Research by London-based advocacy group Privacy International has found that 27 countries are using mobile phone data to track their citizens and more have developed tracking apps for people to use.
“On the face of it, it makes logical sense,” says Carey Olsen Senior Associate Luke Sayer. “In Guernsey, we know the health department has been manually tracing people’s ‘chains’ once they test positively for the virus. That is, of course, easier in a small environment, but would pose difficulties in the UK, for example.
“However, such an application needs to be mindful of human rights and data protection laws. Article 8 of the European Convention on Human Rights demands a right to respect one’s private life.
"That right can be observed if any tracing application is voluntary. However, to be truly effective, experts are suggesting mandatory use of any tracing application. In our opinion, such mandatory use would require a clear and detailed legal basis.”
Multiple impact
There is a further aspect to this, too – the use of multiple data sources. Harnessing and merging personal data from a variety of different sources can cover many aspects of one’s life and behaviour.
These include sources such as Google or Facebook, medical records, credit checks, geo-positioning data, shopping and travel apps, data collected by pieces of tech such as Amazon’s Ring or Google’s Nest, tax and financial services company data and whatever can be found on the web.

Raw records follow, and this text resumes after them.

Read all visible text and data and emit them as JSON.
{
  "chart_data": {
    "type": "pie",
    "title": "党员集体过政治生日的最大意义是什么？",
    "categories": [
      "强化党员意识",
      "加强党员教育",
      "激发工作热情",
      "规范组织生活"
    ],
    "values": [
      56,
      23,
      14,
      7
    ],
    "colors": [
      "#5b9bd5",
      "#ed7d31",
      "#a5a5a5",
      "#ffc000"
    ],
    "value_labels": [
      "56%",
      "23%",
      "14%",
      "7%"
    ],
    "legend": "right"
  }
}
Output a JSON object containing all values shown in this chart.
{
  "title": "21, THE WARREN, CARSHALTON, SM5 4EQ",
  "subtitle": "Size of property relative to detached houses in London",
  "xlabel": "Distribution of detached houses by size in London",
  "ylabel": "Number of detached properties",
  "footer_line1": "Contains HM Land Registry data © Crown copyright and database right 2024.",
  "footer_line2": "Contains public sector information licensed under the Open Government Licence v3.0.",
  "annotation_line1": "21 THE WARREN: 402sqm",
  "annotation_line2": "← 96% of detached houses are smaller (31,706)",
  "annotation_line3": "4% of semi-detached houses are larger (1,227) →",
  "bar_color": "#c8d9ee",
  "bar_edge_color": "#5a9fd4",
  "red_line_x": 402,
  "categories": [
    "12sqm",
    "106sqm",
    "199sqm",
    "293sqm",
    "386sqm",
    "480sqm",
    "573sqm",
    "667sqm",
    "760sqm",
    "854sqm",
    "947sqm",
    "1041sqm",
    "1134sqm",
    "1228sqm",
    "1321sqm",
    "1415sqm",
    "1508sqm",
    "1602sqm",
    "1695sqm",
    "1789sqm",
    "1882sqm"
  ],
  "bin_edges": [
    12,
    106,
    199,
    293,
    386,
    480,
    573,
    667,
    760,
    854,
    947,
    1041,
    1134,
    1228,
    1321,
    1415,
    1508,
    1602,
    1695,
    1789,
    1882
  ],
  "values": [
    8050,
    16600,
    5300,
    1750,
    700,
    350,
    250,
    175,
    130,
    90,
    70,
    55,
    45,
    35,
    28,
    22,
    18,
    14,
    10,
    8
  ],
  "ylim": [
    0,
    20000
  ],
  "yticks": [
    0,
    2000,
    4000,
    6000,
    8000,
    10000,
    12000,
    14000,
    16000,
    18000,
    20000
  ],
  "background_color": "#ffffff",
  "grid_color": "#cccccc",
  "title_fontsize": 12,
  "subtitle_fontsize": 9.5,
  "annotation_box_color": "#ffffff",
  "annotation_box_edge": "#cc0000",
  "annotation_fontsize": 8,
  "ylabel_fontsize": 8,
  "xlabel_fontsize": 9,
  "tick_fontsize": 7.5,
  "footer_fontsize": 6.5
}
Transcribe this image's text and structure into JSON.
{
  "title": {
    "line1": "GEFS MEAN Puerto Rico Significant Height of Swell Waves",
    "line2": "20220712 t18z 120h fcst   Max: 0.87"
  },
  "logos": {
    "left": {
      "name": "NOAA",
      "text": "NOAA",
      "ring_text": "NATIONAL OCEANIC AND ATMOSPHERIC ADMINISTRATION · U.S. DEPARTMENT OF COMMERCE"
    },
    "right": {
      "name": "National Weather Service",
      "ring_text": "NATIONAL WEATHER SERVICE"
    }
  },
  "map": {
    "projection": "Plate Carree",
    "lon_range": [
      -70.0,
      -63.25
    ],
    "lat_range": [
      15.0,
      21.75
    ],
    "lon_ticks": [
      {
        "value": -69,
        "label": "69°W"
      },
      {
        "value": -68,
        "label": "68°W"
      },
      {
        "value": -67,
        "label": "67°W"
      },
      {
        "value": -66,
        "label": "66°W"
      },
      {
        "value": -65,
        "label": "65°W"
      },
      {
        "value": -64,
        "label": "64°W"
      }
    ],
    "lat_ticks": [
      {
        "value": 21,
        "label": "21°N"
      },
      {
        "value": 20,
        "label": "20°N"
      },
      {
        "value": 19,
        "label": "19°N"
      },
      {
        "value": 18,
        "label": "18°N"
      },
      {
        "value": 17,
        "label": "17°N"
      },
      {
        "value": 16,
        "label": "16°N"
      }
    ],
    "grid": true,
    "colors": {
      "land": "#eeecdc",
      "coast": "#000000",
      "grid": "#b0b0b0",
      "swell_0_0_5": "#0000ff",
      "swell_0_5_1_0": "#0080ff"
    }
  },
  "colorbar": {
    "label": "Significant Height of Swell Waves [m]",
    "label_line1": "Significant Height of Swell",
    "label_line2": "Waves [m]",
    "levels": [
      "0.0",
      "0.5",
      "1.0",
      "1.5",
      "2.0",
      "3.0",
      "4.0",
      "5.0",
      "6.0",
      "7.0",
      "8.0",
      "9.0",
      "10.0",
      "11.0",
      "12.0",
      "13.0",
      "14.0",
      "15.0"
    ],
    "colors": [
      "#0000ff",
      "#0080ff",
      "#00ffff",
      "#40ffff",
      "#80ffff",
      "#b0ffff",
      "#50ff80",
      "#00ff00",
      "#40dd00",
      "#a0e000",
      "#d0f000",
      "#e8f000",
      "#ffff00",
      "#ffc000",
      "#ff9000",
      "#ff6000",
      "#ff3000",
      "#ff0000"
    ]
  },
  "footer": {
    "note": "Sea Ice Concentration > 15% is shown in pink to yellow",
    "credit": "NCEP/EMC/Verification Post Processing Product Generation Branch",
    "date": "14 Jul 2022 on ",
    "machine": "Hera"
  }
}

Some of this is freely available. Some can be bought, and some – probably all – can be accessed by the authorities.
All in all, the reach that can be made into one’s personal life is now deep indeed. The data exploitation genie is now so far out of the bottle that it may be too late to cram it back in and prevent any further intrusion into our lives.
Appleby’s Richard Field summarises the current state of play. “On one level, technology, social media and all these things that we’ve become accustomed to are opening up opportunities in terms of better connectivity across the world, better opportunities in terms of finding jobs, more access to culture, books, music, all that kind of thing.
“But the counter to that is that we’re giving up a lot of information about what our thoughts, views and feelings are and those are being packaged up and used as intelligence – effectively, for them to sell us more.”
Each of us now needs to decide how much of our data we allow others to see and to store. As a society we need to decide what’s useful and valuable and what is potentially harmful, intrusive and exploitative. But how are we to do so and, crucially, when?